Te
das cuenta de que has estado presionando demasiado a los patos cuando dejan de
confiar en ti, y mi padre llevaba desde el verano anterior tomándoles el pelo
en todo momento.
Iba
hasta el estanque.
—Hola,
patos —saludaba a los patos.
Cuando
llegó enero, se alejaban nadando de él. Un macho particularmente furioso —lo
llamábamos Donald, pero sólo a sus
espaldas, porque los patos son muy susceptibles para esas cosas— se quedaba por
allí y regañaba a mi padre:
—No
nos interesa —le decía—. No queremos comprar nada de lo que vendes: ni seguros
de vida, ni enciclopedias, ni revestimiento de aluminio, ni cerillas de
seguridad, y, especialmente, nada de protecciones contra la humedad.
—¡Doble
o nada! —graznó un ánade real muy indignado—. Seguro que nos dejarías probar
suerte lanzando una moneda. Aunque tendría una cara en cada lado.
Los
patos, que tuvieron la oportunidad de examinar la moneda de veinticinco
centavos cuando mi padre la tiró al agua, graznaron al unísono y se deslizaron,
con elegancia y enfado, hasta el otro extremo del estanque.
Mi
padre se lo tomó como un asunto personal.
—Esos
patos —dijo—. Siempre estaban allí. Como una vaca a la que pudieras ordeñar.

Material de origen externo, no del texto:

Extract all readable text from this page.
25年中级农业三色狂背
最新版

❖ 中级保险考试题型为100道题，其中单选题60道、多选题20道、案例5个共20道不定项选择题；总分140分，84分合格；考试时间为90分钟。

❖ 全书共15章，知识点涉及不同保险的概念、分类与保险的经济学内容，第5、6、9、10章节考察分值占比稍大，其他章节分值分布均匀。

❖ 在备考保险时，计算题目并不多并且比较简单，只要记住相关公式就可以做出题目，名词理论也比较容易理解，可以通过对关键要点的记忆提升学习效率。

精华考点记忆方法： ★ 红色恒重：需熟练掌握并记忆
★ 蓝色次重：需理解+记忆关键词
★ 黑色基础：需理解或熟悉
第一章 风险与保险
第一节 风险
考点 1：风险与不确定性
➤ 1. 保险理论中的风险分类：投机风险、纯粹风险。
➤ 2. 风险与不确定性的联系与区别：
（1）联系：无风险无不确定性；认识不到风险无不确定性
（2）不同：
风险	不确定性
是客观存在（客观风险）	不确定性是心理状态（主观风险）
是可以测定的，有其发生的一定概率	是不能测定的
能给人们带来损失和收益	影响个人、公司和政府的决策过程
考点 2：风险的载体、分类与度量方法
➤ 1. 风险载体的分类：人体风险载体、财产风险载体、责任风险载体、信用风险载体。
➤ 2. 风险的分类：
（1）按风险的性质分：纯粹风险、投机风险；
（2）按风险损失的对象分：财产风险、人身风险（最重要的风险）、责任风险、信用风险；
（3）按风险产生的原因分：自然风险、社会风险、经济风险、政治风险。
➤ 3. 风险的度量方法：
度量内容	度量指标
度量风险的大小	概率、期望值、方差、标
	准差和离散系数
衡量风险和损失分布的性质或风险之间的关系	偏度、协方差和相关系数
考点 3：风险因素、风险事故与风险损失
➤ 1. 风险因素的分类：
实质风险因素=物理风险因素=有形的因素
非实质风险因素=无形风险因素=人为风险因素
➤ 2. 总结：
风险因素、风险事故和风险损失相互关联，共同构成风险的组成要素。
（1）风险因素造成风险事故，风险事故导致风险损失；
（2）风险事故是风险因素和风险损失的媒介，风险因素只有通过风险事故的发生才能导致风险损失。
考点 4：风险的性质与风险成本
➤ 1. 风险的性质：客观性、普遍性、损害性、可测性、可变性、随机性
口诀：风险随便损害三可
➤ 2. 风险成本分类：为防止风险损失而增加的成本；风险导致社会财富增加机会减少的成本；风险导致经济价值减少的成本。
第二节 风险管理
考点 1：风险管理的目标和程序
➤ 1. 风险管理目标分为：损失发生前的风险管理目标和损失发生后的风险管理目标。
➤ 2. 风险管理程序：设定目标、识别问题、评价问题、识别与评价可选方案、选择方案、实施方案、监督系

Eran unos crédulos, de los mejores. De esos a los que puedes recurrir una y
otra vez. Y yo lo eché todo a perder.
—Tienes
que conseguir que vuelvan a confiar en ti —le dije—. O, lo que es mejor
todavía, podrías empezar a ser honrado. Pasar página. Ahora tienes un empleo de
verdad.
Trabajaba
en la pensión del pueblo, al otro lado del estanque.
Mi
padre no pasó página. Ni siquiera se lo planteó. Robó pan recién hecho de la
cocina de la pensión, se llevó las botellas de vino que habían quedado a medias
y se fue al estanque a
ganarse la confianza de los patos.
Los
estuvo distrayendo durante todo marzo, les dio de comer, les contó chistes,
hizo todo lo que pudo para ablandarlos. No fue hasta que llegó abril, cuando el
mundo se llenó de charcos y los árboles eran nuevos y verdes, y el planeta se
había sacudido de encima el invierno, cuando sacó una baraja de cartas.
—¿Qué
tal una partida amistosa? —preguntó mi padre—. Sin dinero.
Los
patos se miraron entre sí con nerviosismo.
—No
sé… —murmuraron algunos de ellos con recelo.
Entonces,
un ánade real anciano que no me sonaba de nada extendió un ala con gentileza.
—Después
de tanto pan recién hecho y de todo el buen vino que nos has traído, sería una
grosería que rechazáramos tu oferta. ¿Qué tal una partida de gin rummy? ¿O
mejor a las familias?
—¿Qué
tal si jugamos al póquer? —preguntó mi padre con su cara de póquer, y los patos
aceptaron.
Mi
padre estaba muy contento. Ni siquiera tuvo que sugerir que empezaran a apostar
dinero para que el juego fuera más interesante, el pato anciano lo hizo por él.
Durante
aquellos años yo había aprendido algunas cosas sobre la técnica de repartir las
cartas desde la parte inferior del mazo: había visto a mi padre sentado en
nuestra habitación por la noche, practicando una y otra vez, pero aquel pato
viejo podría haberle enseñado un par de cosas a mi padre. El pato repartía las
cartas de la parte inferior del mazo. Repartía las del medio. Sabía dónde
estaban todas las cartas de la baraja, y le bastaba con agitar el ala con
rapidez para colocarlas justo donde quería.
Los
patos desplumaron a mi padre: la cartera, el reloj, los zapatos, la caja de
rapé y la ropa que llevaba. Si los patos hubieran aceptado que mi padre
apostara un niño, estoy seguro de que también me habría perdido a mí, y puede
que me perdiera en más de un sentido.
Regresó
a la posada en calzoncillos y calcetines. Los patos dijeron que no les gustaban
los calcetines. Cosas de patos.
—Por
lo menos has conservado los calcetines —le dije.
Ese
abril mi padre aprendió a no confiar en los patos.